Nun kam es offenbar zu einer schnellen und überraschenden Wende in dem Fall. Wie das gleiche Blatt soeben berichtet, ist das Kind nach Beschluss einer Richterin in London aus der muslimischen Pflegefamilie genommen und zu seiner Großmutter gebracht worden.

Richterin Khatun Sapnara, selber praktizierende Muslimin, ordnete die Maßnahme an, um „den Bedürfnissen des Kindes in Hinsicht auf seine Ethnizität, Kultur und Religion“ Rechnung zu tragen, so Welt. Dies sei besser durch die Unterbringung bei einem Familienmitglied garantiert.

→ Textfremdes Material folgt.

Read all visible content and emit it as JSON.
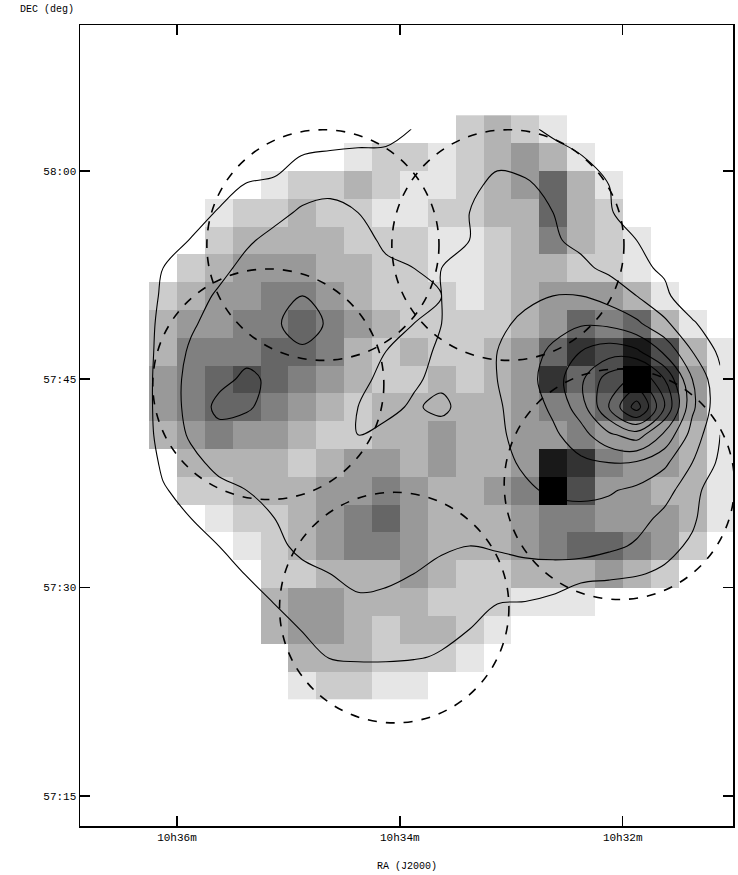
{
  "chart_data": {
    "type": "heatmap",
    "xlabel": "RA (J2000)",
    "ylabel": "DEC (deg)",
    "grid": false,
    "xlim": [
      636.87,
      631.01
    ],
    "ylim": [
      57.214,
      58.175
    ],
    "xticks": [
      {
        "value": 636,
        "label": "10h36m"
      },
      {
        "value": 634,
        "label": "10h34m"
      },
      {
        "value": 632,
        "label": "10h32m"
      }
    ],
    "yticks": [
      {
        "value": 57.25,
        "label": "57:15"
      },
      {
        "value": 57.5,
        "label": "57:30"
      },
      {
        "value": 57.75,
        "label": "57:45"
      },
      {
        "value": 58,
        "label": "58:00"
      }
    ],
    "x": [
      636.625,
      636.375,
      636.125,
      635.875,
      635.625,
      635.375,
      635.125,
      634.875,
      634.625,
      634.375,
      634.125,
      633.875,
      633.625,
      633.375,
      633.125,
      632.875,
      632.625,
      632.375,
      632.125,
      631.875,
      631.625,
      631.375,
      631.125
    ],
    "y": [
      57.3833,
      57.4167,
      57.45,
      57.4833,
      57.5167,
      57.55,
      57.5833,
      57.6167,
      57.65,
      57.6833,
      57.7167,
      57.75,
      57.7833,
      57.8167,
      57.85,
      57.8833,
      57.9167,
      57.95,
      57.9833,
      58.0167,
      58.05
    ],
    "zlim": [
      0,
      10
    ],
    "image": [
      [
        0,
        0,
        0,
        0,
        0,
        0,
        0,
        1,
        2,
        2,
        1,
        1,
        0,
        0,
        0,
        0,
        0,
        0,
        0,
        0,
        0,
        0,
        0
      ],
      [
        0,
        0,
        0,
        0,
        0,
        0,
        0,
        3,
        3,
        3,
        2,
        2,
        2,
        1,
        0,
        0,
        0,
        0,
        0,
        0,
        0,
        0,
        0
      ],
      [
        0,
        0,
        0,
        0,
        0,
        0,
        3,
        4,
        4,
        3,
        2,
        3,
        3,
        2,
        1,
        0,
        0,
        0,
        0,
        0,
        0,
        0,
        0
      ],
      [
        0,
        0,
        0,
        0,
        0,
        0,
        3,
        4,
        4,
        3,
        3,
        3,
        2,
        2,
        2,
        1,
        1,
        1,
        0,
        0,
        0,
        0,
        0
      ],
      [
        0,
        0,
        0,
        0,
        0,
        0,
        2,
        2,
        3,
        3,
        3,
        4,
        3,
        2,
        2,
        3,
        3,
        3,
        4,
        3,
        2,
        0,
        0
      ],
      [
        0,
        0,
        0,
        0,
        0,
        1,
        2,
        3,
        4,
        5,
        5,
        4,
        3,
        3,
        3,
        4,
        5,
        6,
        6,
        5,
        4,
        2,
        0
      ],
      [
        0,
        0,
        0,
        0,
        1,
        2,
        2,
        3,
        4,
        5,
        6,
        4,
        3,
        3,
        3,
        4,
        5,
        5,
        4,
        4,
        4,
        3,
        1
      ],
      [
        0,
        0,
        0,
        2,
        2,
        3,
        3,
        3,
        4,
        4,
        5,
        4,
        3,
        3,
        4,
        5,
        10,
        7,
        4,
        4,
        3,
        3,
        1
      ],
      [
        0,
        0,
        0,
        3,
        3,
        3,
        3,
        2,
        3,
        4,
        4,
        3,
        4,
        3,
        3,
        4,
        9,
        8,
        5,
        4,
        4,
        3,
        1
      ],
      [
        0,
        0,
        3,
        4,
        5,
        4,
        4,
        3,
        2,
        2,
        3,
        3,
        4,
        3,
        3,
        4,
        4,
        5,
        4,
        4,
        4,
        3,
        1
      ],
      [
        0,
        0,
        4,
        5,
        6,
        6,
        5,
        4,
        3,
        2,
        3,
        3,
        3,
        3,
        3,
        4,
        5,
        5,
        6,
        8,
        7,
        4,
        1
      ],
      [
        0,
        0,
        4,
        5,
        6,
        7,
        6,
        5,
        4,
        3,
        2,
        2,
        3,
        2,
        3,
        4,
        8,
        6,
        7,
        10,
        8,
        4,
        1
      ],
      [
        0,
        0,
        3,
        5,
        5,
        5,
        6,
        6,
        5,
        3,
        2,
        3,
        2,
        2,
        3,
        4,
        6,
        8,
        7,
        9,
        7,
        3,
        1
      ],
      [
        0,
        0,
        3,
        4,
        4,
        5,
        5,
        6,
        5,
        4,
        3,
        2,
        2,
        2,
        2,
        3,
        4,
        6,
        5,
        6,
        3,
        1,
        0
      ],
      [
        0,
        0,
        2,
        3,
        4,
        4,
        5,
        5,
        4,
        3,
        2,
        2,
        2,
        1,
        2,
        3,
        4,
        4,
        4,
        3,
        1,
        0,
        0
      ],
      [
        0,
        0,
        0,
        2,
        3,
        4,
        4,
        4,
        3,
        3,
        2,
        2,
        1,
        1,
        2,
        3,
        3,
        2,
        2,
        1,
        0,
        0,
        0
      ],
      [
        0,
        0,
        0,
        0,
        2,
        3,
        3,
        3,
        3,
        2,
        2,
        2,
        1,
        1,
        2,
        3,
        5,
        3,
        2,
        1,
        0,
        0,
        0
      ],
      [
        0,
        0,
        0,
        0,
        1,
        2,
        2,
        3,
        2,
        2,
        1,
        1,
        2,
        2,
        3,
        3,
        6,
        3,
        2,
        0,
        0,
        0,
        0
      ],
      [
        0,
        0,
        0,
        0,
        0,
        0,
        1,
        2,
        2,
        3,
        2,
        1,
        1,
        2,
        3,
        4,
        6,
        3,
        1,
        0,
        0,
        0,
        0
      ],
      [
        0,
        0,
        0,
        0,
        0,
        0,
        0,
        0,
        0,
        1,
        2,
        2,
        1,
        2,
        3,
        4,
        3,
        1,
        0,
        0,
        0,
        0,
        0
      ],
      [
        0,
        0,
        0,
        0,
        0,
        0,
        0,
        0,
        0,
        0,
        0,
        0,
        0,
        2,
        3,
        2,
        1,
        0,
        0,
        0,
        0,
        0,
        0
      ]
    ],
    "contours": {
      "start": 1,
      "end": 10,
      "size": 1,
      "z": [
        [
          0,
          0,
          0,
          0,
          0,
          0,
          0,
          0,
          0,
          0,
          0,
          0,
          0,
          0,
          0,
          0,
          0,
          0,
          0,
          0,
          0,
          0,
          0
        ],
        [
          0,
          0,
          0,
          0,
          0,
          0,
          0,
          0,
          1.1,
          1.2,
          1.2,
          1.1,
          0.9,
          0,
          0,
          0,
          0,
          0,
          0,
          0,
          0,
          0,
          0
        ],
        [
          0,
          0,
          0,
          0,
          0,
          0,
          0,
          1.1,
          1.4,
          1.6,
          1.6,
          1.5,
          1.3,
          1.0,
          0,
          0,
          0,
          0,
          0,
          0,
          0,
          0,
          0
        ],
        [
          0,
          0,
          0,
          0,
          0,
          0,
          1.1,
          1.4,
          1.7,
          1.9,
          1.9,
          1.8,
          1.5,
          1.2,
          1.1,
          1.0,
          0.8,
          0,
          0,
          0,
          0,
          0,
          0
        ],
        [
          0,
          0,
          0,
          0,
          0,
          1.1,
          1.5,
          1.8,
          2.0,
          2.2,
          2.1,
          2.0,
          1.8,
          1.7,
          1.6,
          1.6,
          1.6,
          1.5,
          1.3,
          1.1,
          0.8,
          0,
          0
        ],
        [
          0,
          0,
          0,
          0,
          1.0,
          1.4,
          1.8,
          2.2,
          2.4,
          2.5,
          2.4,
          2.3,
          2.1,
          2.0,
          2.1,
          2.3,
          2.4,
          2.4,
          2.2,
          1.9,
          1.4,
          0.8,
          0
        ],
        [
          0,
          0,
          0,
          1.0,
          1.3,
          1.7,
          2.0,
          2.2,
          2.4,
          2.7,
          2.6,
          2.4,
          2.2,
          2.3,
          2.4,
          2.6,
          2.7,
          2.7,
          2.6,
          2.3,
          1.8,
          1.2,
          0
        ],
        [
          0,
          0,
          0.9,
          1.4,
          1.8,
          2.0,
          2.1,
          2.1,
          2.3,
          2.5,
          2.6,
          2.4,
          2.2,
          2.4,
          2.6,
          2.9,
          3.1,
          3.2,
          3.1,
          2.8,
          2.3,
          1.5,
          0
        ],
        [
          0,
          0,
          1.2,
          1.8,
          2.2,
          2.2,
          2.2,
          2.1,
          2.2,
          2.3,
          2.4,
          2.2,
          2.3,
          2.6,
          2.8,
          3.1,
          3.4,
          3.8,
          4.0,
          3.9,
          3.2,
          2.0,
          0.8
        ],
        [
          0,
          0,
          1.5,
          2.1,
          2.6,
          2.6,
          2.5,
          2.3,
          2.1,
          2.0,
          2.2,
          2.3,
          2.4,
          2.6,
          2.9,
          3.2,
          3.8,
          4.6,
          5.8,
          6.5,
          4.8,
          2.6,
          1.0
        ],
        [
          0,
          0,
          1.6,
          2.2,
          3.3,
          3.1,
          2.7,
          2.5,
          2.3,
          2.0,
          1.8,
          2.1,
          1.8,
          2.4,
          2.9,
          3.4,
          4.2,
          5.5,
          8.0,
          10.5,
          7.0,
          3.2,
          1.3
        ],
        [
          0,
          0,
          1.6,
          2.2,
          2.7,
          3.2,
          2.8,
          2.6,
          2.5,
          2.2,
          1.8,
          1.9,
          2.2,
          2.5,
          3.0,
          3.6,
          4.5,
          5.8,
          7.5,
          8.2,
          6.0,
          3.0,
          1.2
        ],
        [
          0,
          0,
          1.5,
          2.1,
          2.5,
          2.7,
          2.8,
          2.9,
          2.7,
          2.4,
          2.0,
          1.8,
          2.1,
          2.4,
          3.0,
          3.5,
          4.2,
          5.0,
          5.5,
          5.2,
          3.8,
          2.0,
          0.8
        ],
        [
          0,
          0,
          1.4,
          1.9,
          2.3,
          2.7,
          2.9,
          3.3,
          2.9,
          2.5,
          2.2,
          2.0,
          2.0,
          2.3,
          2.8,
          3.2,
          3.6,
          3.9,
          3.8,
          3.2,
          2.2,
          1.2,
          0
        ],
        [
          0,
          0,
          1.2,
          1.7,
          2.1,
          2.5,
          2.8,
          3.0,
          2.8,
          2.5,
          2.2,
          2.1,
          2.0,
          2.2,
          2.5,
          2.8,
          3.0,
          3.0,
          2.6,
          2.0,
          1.3,
          0,
          0
        ],
        [
          0,
          0,
          1.0,
          1.4,
          1.8,
          2.2,
          2.5,
          2.6,
          2.6,
          2.4,
          2.1,
          2.0,
          2.0,
          2.1,
          2.2,
          2.3,
          2.4,
          2.2,
          1.8,
          1.3,
          0.8,
          0,
          0
        ],
        [
          0,
          0,
          0,
          1.1,
          1.5,
          1.9,
          2.2,
          2.3,
          2.4,
          2.2,
          1.9,
          1.8,
          1.8,
          2.0,
          2.2,
          2.2,
          2.1,
          1.8,
          1.4,
          1.0,
          0,
          0,
          0
        ],
        [
          0,
          0,
          0,
          0,
          1.2,
          1.5,
          1.8,
          2.1,
          2.2,
          2.0,
          1.7,
          1.5,
          1.6,
          2.0,
          2.3,
          2.3,
          2.0,
          1.6,
          1.2,
          0,
          0,
          0,
          0
        ],
        [
          0,
          0,
          0,
          0,
          0,
          1.1,
          1.4,
          1.7,
          1.8,
          1.8,
          1.6,
          1.3,
          1.4,
          1.8,
          2.2,
          2.1,
          1.8,
          1.4,
          1.0,
          0,
          0,
          0,
          0
        ],
        [
          0,
          0,
          0,
          0,
          0,
          0,
          0,
          1.1,
          1.3,
          1.5,
          1.6,
          1.5,
          1.4,
          1.6,
          1.8,
          1.7,
          1.4,
          1.1,
          0,
          0,
          0,
          0,
          0
        ],
        [
          0,
          0,
          0,
          0,
          0,
          0,
          0,
          0,
          0,
          0,
          0,
          1.1,
          1.3,
          1.5,
          1.4,
          1.2,
          0.8,
          0,
          0,
          0,
          0,
          0,
          0
        ]
      ]
    },
    "fields": [
      {
        "ra": 635.18,
        "dec": 57.744,
        "radius": 8.3
      },
      {
        "ra": 634.69,
        "dec": 57.911,
        "radius": 8.3
      },
      {
        "ra": 633.03,
        "dec": 57.911,
        "radius": 8.3
      },
      {
        "ra": 632.03,
        "dec": 57.624,
        "radius": 8.3
      },
      {
        "ra": 634.05,
        "dec": 57.476,
        "radius": 8.3
      }
    ]
  }
}
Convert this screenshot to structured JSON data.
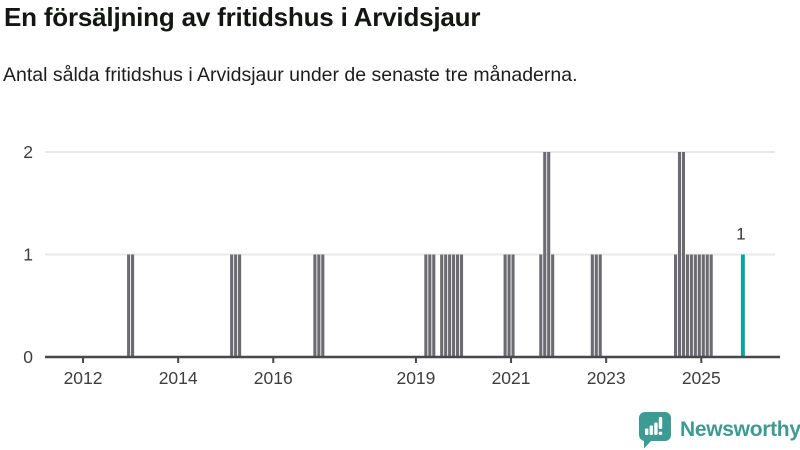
{
  "header": {
    "title": "En försäljning av fritidshus i Arvidsjaur",
    "subtitle": "Antal sålda fritidshus i Arvidsjaur under de senaste tre månaderna."
  },
  "chart_data": {
    "type": "bar",
    "title": "En försäljning av fritidshus i Arvidsjaur",
    "subtitle": "Antal sålda fritidshus i Arvidsjaur under de senaste tre månaderna.",
    "x_domain": [
      2011.2,
      2026.55
    ],
    "x_ticks": [
      2012,
      2014,
      2016,
      2019,
      2021,
      2023,
      2025
    ],
    "y_ticks": [
      0,
      1,
      2
    ],
    "ylim": [
      0,
      2
    ],
    "grid": "horizontal",
    "bar_color": "#6b6b71",
    "highlight_color": "#00a79b",
    "gridline_color": "#e9e9e9",
    "axis_color": "#48484c",
    "tick_label_color": "#3e3e40",
    "bars": [
      {
        "month": "2012-12",
        "value": 1
      },
      {
        "month": "2013-01",
        "value": 1
      },
      {
        "month": "2015-02",
        "value": 1
      },
      {
        "month": "2015-03",
        "value": 1
      },
      {
        "month": "2015-04",
        "value": 1
      },
      {
        "month": "2016-11",
        "value": 1
      },
      {
        "month": "2016-12",
        "value": 1
      },
      {
        "month": "2017-01",
        "value": 1
      },
      {
        "month": "2019-03",
        "value": 1
      },
      {
        "month": "2019-04",
        "value": 1
      },
      {
        "month": "2019-05",
        "value": 1
      },
      {
        "month": "2019-07",
        "value": 1
      },
      {
        "month": "2019-08",
        "value": 1
      },
      {
        "month": "2019-09",
        "value": 1
      },
      {
        "month": "2019-10",
        "value": 1
      },
      {
        "month": "2019-11",
        "value": 1
      },
      {
        "month": "2019-12",
        "value": 1
      },
      {
        "month": "2020-11",
        "value": 1
      },
      {
        "month": "2020-12",
        "value": 1
      },
      {
        "month": "2021-01",
        "value": 1
      },
      {
        "month": "2021-08",
        "value": 1
      },
      {
        "month": "2021-09",
        "value": 2
      },
      {
        "month": "2021-10",
        "value": 2
      },
      {
        "month": "2021-11",
        "value": 1
      },
      {
        "month": "2022-09",
        "value": 1
      },
      {
        "month": "2022-10",
        "value": 1
      },
      {
        "month": "2022-11",
        "value": 1
      },
      {
        "month": "2024-06",
        "value": 1
      },
      {
        "month": "2024-07",
        "value": 2
      },
      {
        "month": "2024-08",
        "value": 2
      },
      {
        "month": "2024-09",
        "value": 1
      },
      {
        "month": "2024-10",
        "value": 1
      },
      {
        "month": "2024-11",
        "value": 1
      },
      {
        "month": "2024-12",
        "value": 1
      },
      {
        "month": "2025-01",
        "value": 1
      },
      {
        "month": "2025-02",
        "value": 1
      },
      {
        "month": "2025-03",
        "value": 1
      }
    ],
    "highlight": {
      "month": "2025-11",
      "value": 1,
      "label": "1"
    }
  },
  "footer": {
    "brand": "Newsworthy",
    "logo_icon": "newsworthy-speech-bubble-bar-chart"
  },
  "colors": {
    "accent_teal": "#00a79b",
    "brand_teal": "#3d9b93",
    "bar_gray": "#6b6b71"
  }
}
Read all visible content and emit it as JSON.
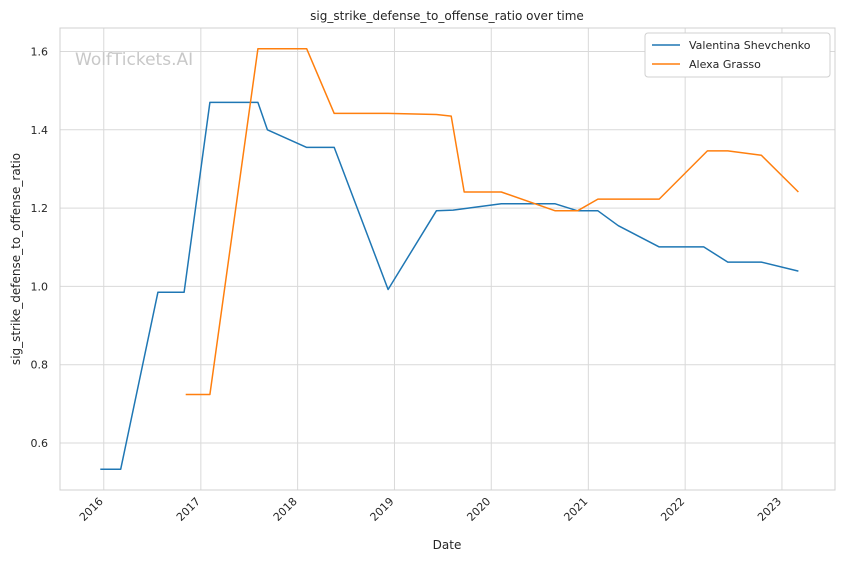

Im Vorfeld gab es massive Kritik an der Arbeitsweise des Jugendamts. Diese Behörden hätten bei der Unterbringung von Pflegekindern darauf zu achten, dass kulturelle und religiöse Hintergründe der betreffenden Kinder berücksichtigt werden, so der Vorwurf auch von Seiten der Politik. Das war in diesem Fall offenbar nicht geschehen, unter Umständen auch aus der Not heraus, keine englische Pflegefamilie zur Verfügung gehabt zu haben.

Sozialer Brennpunkt

Wie Welt berichtet, sei der im Osten gelegene Stadtteil ein sozialer Brennpunkt.  Mehr als ein Drittel der Bewohner seien Muslime. Die in der Statistik als „weiße, britische Bevölkerung“ kategorisierte Gruppe liege bei rund 31 Prozent. Zugleich suchten die Jugendämter dringend nach Pflegefamilien, weil sie eine große Zahl Kinder aus Problemfamilien unterbringen müssen.

Die zuständige Stadtverwaltung von Tower Hamlets im Osten Londons widersprach unterdessen Teilen der Berichterstattung. Die Behauptung, dass die Familie kein Englisch spreche, sei falsch. Zudem handele es sich um eine „gemischt-ethnische“ und damit nicht rein muslimische Pflegefamilie.

Außerdem habe man immer eine Unterbringung bei Familienangehörigen angestrebt, der Aufenthalt bei Muslimen sei nur temporär geplant gewesen, heißt es bei der Stadt.

Zur Islamophobie angestachelt

Auch Vertreter der muslimischen Gemeinde kritisierten die Berichterstattung. Die Boulevardpresse habe das Foto einer Muslimin gezeigt, bei dem der Gesichtsschleier zusätzlich montiert worden sei, schreibt Welt. Sie kritisieren, dass damit Islamophobie und Stigmatisierung angestachelt werden würde.